Muhumuza took this chance with two hands and focused on accomplishing her dream in life.

“I was young, but I was mature enough to understand. I stayed focused on work, studies and supporting my family.”

Muhumuza believes that as long as one understands where they come from, it helps one keep focused.

“First of all you need to know who you are and the moment you understand where you came from and where you want to go, it’s easy. The reason as to why I didn’t deviate was because I knew I was like a bridge to my family, I took it upon myself to take care of my siblings. I knew the moment I lost focus I would not only be disappointing myself but I would be disappointing them too,” she says.

Through her resilience, Muhumuza now doubles as a driver with Eco Safaris and a human resource specialist with Marriott hotel, where she was retained after her internship this year.

From her work she has achieved a lot. She brought her father to Rwanda and built him a home and has also managed to find her young brother a job.

She is paying fees for her younger siblings with one completing high school and the last born is joining form five.

Asked about how she feels about her accomplishments, Muhumuza says, “I am proud of myself and I am thankful to God because without God I wouldn’t have made it, there are so many challenges one can face but when you’re determined and clearly set your goals, you make it.”

What people say about her

Evariste Ntambara, the boss at Eco Safaris describes Muhumuza as a responsible and a hard working young woman.

“I have known Rose since 2013, by then she was working as the front desk manager, later as a Guest relations manager and in March 2016, she joined Eco-Safaris Rwanda as the Tour manager and Operations till this year. She is hard working and flexible to work with,” Ntambara says.

He also describes Muhumuza as someone who has the ability to adapt to any situation, “she is trustworthy, sociable, responsible, and a team player.”

Aline Kabanda the Executive Director at Akilah Institute where Muhumuza attained her advanced diploma, describes her as a go-getter who doesn’t waste any opportunity.

“I saw Rose here at Akilah from the very beginning and she has performed above measure in just about everything, her personality and attitude. She is a go-getter and has taken part in so many events at campus, she was actually one of the Akilah ambassadors and was part of the Guild which is the student’s leadership,” Kabanda recalls.

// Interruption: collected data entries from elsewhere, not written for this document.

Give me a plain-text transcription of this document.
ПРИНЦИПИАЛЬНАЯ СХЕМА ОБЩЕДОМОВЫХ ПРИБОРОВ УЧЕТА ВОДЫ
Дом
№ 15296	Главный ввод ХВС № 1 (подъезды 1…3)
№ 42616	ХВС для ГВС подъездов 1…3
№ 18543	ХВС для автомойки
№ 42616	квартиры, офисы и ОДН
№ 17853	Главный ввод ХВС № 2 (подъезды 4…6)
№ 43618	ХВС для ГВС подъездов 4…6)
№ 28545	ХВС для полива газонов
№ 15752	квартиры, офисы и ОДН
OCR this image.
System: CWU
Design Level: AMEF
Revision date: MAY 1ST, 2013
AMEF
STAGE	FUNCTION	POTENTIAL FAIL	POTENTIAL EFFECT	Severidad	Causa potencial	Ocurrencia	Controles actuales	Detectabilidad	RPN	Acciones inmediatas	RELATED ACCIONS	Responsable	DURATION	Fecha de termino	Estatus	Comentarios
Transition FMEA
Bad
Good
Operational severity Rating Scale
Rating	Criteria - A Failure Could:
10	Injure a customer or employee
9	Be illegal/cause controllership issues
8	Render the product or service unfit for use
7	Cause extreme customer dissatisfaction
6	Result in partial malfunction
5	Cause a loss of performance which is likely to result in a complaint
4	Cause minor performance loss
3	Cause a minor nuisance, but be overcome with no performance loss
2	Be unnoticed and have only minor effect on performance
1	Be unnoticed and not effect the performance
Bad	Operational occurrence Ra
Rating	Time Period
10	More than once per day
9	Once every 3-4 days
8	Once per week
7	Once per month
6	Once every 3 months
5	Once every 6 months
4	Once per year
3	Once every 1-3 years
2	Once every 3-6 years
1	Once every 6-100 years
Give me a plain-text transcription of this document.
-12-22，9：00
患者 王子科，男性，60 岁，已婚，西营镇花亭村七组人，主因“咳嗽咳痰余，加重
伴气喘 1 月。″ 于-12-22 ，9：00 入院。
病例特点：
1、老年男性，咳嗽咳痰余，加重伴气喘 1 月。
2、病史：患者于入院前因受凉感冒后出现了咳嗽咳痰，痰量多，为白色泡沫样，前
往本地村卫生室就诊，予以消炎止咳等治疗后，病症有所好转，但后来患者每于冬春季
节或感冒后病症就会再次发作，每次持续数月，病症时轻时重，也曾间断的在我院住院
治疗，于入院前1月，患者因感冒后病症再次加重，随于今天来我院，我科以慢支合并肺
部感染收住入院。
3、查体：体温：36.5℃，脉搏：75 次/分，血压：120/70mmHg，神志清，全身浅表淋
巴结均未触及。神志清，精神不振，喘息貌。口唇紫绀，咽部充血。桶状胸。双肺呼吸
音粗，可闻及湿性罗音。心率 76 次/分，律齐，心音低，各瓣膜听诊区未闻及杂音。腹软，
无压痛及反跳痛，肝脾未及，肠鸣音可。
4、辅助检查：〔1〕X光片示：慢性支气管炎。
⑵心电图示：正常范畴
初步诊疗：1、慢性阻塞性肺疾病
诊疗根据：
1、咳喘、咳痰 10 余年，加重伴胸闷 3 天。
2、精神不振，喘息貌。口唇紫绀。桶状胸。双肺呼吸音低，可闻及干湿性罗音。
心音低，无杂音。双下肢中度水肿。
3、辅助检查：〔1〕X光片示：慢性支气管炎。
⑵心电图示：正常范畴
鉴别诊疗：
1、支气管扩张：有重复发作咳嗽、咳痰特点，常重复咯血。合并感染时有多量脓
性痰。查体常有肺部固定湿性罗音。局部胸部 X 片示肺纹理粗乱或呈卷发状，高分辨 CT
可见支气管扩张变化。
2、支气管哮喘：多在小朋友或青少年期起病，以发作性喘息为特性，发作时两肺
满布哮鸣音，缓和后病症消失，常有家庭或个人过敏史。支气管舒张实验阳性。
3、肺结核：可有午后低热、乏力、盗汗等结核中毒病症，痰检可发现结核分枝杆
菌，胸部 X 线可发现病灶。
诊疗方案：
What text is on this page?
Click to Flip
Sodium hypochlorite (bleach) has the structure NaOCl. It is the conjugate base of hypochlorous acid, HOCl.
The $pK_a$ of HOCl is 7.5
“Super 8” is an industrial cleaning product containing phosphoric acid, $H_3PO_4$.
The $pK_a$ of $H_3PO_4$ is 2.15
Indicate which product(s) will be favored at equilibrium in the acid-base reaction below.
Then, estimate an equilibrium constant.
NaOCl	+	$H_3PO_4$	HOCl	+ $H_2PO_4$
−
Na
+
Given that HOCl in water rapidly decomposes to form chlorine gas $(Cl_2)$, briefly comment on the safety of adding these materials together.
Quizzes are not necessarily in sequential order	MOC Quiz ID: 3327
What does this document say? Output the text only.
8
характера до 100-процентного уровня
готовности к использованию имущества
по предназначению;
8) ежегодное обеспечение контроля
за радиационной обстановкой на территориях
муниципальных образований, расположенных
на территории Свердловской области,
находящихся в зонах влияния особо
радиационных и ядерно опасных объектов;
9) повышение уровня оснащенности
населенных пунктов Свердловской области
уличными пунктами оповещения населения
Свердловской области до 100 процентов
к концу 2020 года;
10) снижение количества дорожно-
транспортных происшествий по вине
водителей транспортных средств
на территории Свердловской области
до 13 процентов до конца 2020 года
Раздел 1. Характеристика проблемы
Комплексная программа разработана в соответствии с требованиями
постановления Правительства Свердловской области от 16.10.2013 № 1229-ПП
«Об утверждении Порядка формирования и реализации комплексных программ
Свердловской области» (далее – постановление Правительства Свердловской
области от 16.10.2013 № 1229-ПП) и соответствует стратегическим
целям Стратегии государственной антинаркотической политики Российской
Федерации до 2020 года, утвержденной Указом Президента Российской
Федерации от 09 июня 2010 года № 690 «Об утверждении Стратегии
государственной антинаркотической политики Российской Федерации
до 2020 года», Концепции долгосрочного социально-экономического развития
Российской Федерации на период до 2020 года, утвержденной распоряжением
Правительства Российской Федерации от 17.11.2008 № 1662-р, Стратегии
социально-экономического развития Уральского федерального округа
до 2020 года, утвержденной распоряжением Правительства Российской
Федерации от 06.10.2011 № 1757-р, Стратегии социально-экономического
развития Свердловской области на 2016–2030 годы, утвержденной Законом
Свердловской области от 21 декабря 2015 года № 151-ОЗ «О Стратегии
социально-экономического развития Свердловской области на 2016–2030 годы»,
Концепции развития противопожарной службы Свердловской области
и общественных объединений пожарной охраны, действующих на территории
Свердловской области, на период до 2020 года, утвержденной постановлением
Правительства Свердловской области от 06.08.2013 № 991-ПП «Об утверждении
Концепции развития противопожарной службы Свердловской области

She also calls her a very pleasant woman who can take up any task.

“You do not need to tell Rose something twice, she would just take it and get it done, and I think this is really what strikes me. While she is living her dream of being a jeep driver, she has also secured a job with Marriott Hotel, she is an accomplished woman and I am very proud of what she has become,” she adds.

Kabanda points out that it is inspiring seeing a student grow and take charge of their career by making things happen.

“Rose is that kind of person, she doesn’t waste opportunities that come her way, I think this is the kind of mind-set that we want our youth to have.”